NEW procedure Uterine Transposition
From 10 to 14 March, I attended the Society of Gynecologic Oncology 2017 Annual Meeting in Washington D.C. and was fortunate enough to witness the introduction of a new surgical procedure I have never heard of before.
Dr Reitan Ribeiro from Brazil presented the case of a 26-year-old women diagnosed with rectal cancer who required chemoradiation to the pelvis. In premenopausal women with intact reproductive organs, radical chemoradiation to the pelvis will damage not only the ovaries but also the uterus beyond repair.
While fertility is not a big issue for some women, it may be a big issue for others; in particular if there are ways to avert surgically-induced infertility.
The maximally tolerated radiation dose causing ovarian failure is only 15 Gy; the maximally tolerated dose to the uterus and the cervix is slightly higher (20 Gy to 30 Gy). By contrast, the dose used for radiation treatment for rectal cancer is approximately 50 Gy, which is significantly higher.
During chemoradiation treatment the entire pelvis will be treated with radiation. In addition, the patient will receive chemotherapy in order to increase the effectiveness of the radiation. Rectal cancer is rather sensitive to radiation and treatment outcomes are often excellent. However, and invariably, all pelvic organs receiving significant amounts of radiation will suffer damage.
The particular patient was young and has not had children as yet. In order to save this patient’s fertility, he offered her a laparoscopic transposition of the uterus, moving the uterus and ovaries out of the radiation field. This means repositioning the uterus temporarily to the upper abdomen (see picture). After her radiation treatment was completed the uterus and the ovaries were repositioned into the pelvis, back to its normal position.
I share this case report with you because I have not heard about such a procedure before. I do believe that the procedure is worth studying not only because it is new but also because technically it is similar to a radical trachelectomy, a procedure many gynaecological oncologists offer patients already.
Dr. Ribeiro and his team conducted the entire procedure laparoscopically (key hole surgery) without a big abdominal incision. The basis for this procedure is that the blood vessels to the ovaries provide also good blood supply for the uterus at the same time.
In his presentation to a packed room of gynaecological oncologists, Dr. Ribeiro acknowledged that further studies are needed to evaluate the viability of the uterus, as well as the procedure’s safety and effectiveness. Herniation of the small bowel, viability of the uterus and the ovaries and oncological concerns about the potential to spread tumour will need to be evaluated.

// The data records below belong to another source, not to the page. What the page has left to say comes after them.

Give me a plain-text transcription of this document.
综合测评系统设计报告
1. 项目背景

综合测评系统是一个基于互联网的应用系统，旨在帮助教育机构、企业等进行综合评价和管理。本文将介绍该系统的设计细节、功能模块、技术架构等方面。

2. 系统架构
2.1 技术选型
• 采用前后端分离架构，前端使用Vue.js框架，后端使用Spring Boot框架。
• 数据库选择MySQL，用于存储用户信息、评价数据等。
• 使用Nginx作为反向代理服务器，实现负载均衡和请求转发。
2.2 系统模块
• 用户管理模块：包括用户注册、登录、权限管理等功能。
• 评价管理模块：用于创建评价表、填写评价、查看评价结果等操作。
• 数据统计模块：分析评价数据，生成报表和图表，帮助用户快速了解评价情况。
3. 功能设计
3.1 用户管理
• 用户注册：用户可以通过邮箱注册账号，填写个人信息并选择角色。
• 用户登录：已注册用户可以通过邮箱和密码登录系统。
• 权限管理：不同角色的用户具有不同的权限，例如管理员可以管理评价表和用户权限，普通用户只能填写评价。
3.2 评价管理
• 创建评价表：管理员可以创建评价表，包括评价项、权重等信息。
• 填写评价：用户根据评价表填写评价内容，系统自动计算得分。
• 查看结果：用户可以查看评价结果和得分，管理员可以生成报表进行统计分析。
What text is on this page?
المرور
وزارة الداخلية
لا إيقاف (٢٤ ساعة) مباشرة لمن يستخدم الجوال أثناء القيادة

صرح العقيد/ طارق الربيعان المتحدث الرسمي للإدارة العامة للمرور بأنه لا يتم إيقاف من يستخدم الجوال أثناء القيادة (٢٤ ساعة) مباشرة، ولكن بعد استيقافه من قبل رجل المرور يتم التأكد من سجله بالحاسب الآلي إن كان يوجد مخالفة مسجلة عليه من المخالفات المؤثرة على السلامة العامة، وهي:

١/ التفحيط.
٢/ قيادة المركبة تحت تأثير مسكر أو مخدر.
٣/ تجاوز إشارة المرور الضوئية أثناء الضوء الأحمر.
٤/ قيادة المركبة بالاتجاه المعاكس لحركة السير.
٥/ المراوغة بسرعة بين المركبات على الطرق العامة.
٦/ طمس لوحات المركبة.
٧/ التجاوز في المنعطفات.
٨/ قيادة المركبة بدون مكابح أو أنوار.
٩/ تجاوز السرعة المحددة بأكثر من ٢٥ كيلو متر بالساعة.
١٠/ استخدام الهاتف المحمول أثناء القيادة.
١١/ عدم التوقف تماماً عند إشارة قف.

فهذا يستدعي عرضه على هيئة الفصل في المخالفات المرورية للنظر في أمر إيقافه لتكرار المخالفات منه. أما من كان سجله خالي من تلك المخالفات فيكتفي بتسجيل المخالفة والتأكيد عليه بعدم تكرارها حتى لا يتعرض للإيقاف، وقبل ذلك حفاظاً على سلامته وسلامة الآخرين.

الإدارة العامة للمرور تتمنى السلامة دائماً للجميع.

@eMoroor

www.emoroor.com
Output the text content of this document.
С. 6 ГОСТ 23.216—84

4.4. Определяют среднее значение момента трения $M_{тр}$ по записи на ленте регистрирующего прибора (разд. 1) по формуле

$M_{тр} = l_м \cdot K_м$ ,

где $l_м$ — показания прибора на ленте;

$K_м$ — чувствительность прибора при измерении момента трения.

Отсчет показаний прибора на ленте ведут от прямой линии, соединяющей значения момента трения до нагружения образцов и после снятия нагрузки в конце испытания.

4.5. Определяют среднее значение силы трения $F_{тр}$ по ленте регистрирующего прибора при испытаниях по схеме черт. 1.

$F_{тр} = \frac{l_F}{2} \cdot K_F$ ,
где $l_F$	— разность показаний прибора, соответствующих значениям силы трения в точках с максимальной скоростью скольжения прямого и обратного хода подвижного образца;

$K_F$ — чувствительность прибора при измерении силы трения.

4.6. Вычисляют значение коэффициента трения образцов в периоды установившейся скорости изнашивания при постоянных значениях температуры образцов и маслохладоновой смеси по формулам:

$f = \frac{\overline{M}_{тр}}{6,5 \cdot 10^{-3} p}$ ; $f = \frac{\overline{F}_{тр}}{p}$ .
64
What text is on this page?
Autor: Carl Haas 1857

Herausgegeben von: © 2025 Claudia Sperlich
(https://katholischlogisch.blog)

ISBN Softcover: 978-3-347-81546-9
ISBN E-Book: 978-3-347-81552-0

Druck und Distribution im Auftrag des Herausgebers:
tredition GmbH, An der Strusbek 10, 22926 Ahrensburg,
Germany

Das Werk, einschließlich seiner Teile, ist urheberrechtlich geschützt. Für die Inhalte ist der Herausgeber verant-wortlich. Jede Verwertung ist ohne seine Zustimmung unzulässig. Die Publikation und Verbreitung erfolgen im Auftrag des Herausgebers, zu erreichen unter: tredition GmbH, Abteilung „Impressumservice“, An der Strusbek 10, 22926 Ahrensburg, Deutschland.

A review of the literature has not revealed that such a procedure has been performed previously. As a gynaecological oncologist I am familiar with transposing ovaries for patients who require radiation treatment to the pelvis for cervical cancer and who should not develop radiation-induced menopause.
For many surgeons like me, this new surgical procedure will be a modest extension of our existing surgical capabilities. Therefore, I believe that gynaecological oncologists will quickly learn and adapt to this new procedure.
However, we need to remain vigilant and cautious about possible disastrous adverse events and Dr. Ribeiro’s presentation did touch on the possibility of complications. One of the potentially serious complications we need to be concerned about is the possibility of spreading tumour that would have been potentially curable but has now been moved into locations that are not amenable for radiation treatment.
It is imperative that we collaborate with our colorectal surgical colleagues in order to select the appropriate patients for such experimental treatment. It would be a shame if a new and potentially valuable surgical procedure would attract disrepute by being offered to the wrong patients.
Selecting the appropriate patients and offering young cancer patients fertility-preserving options will open yet another door into patient-centered surgical care.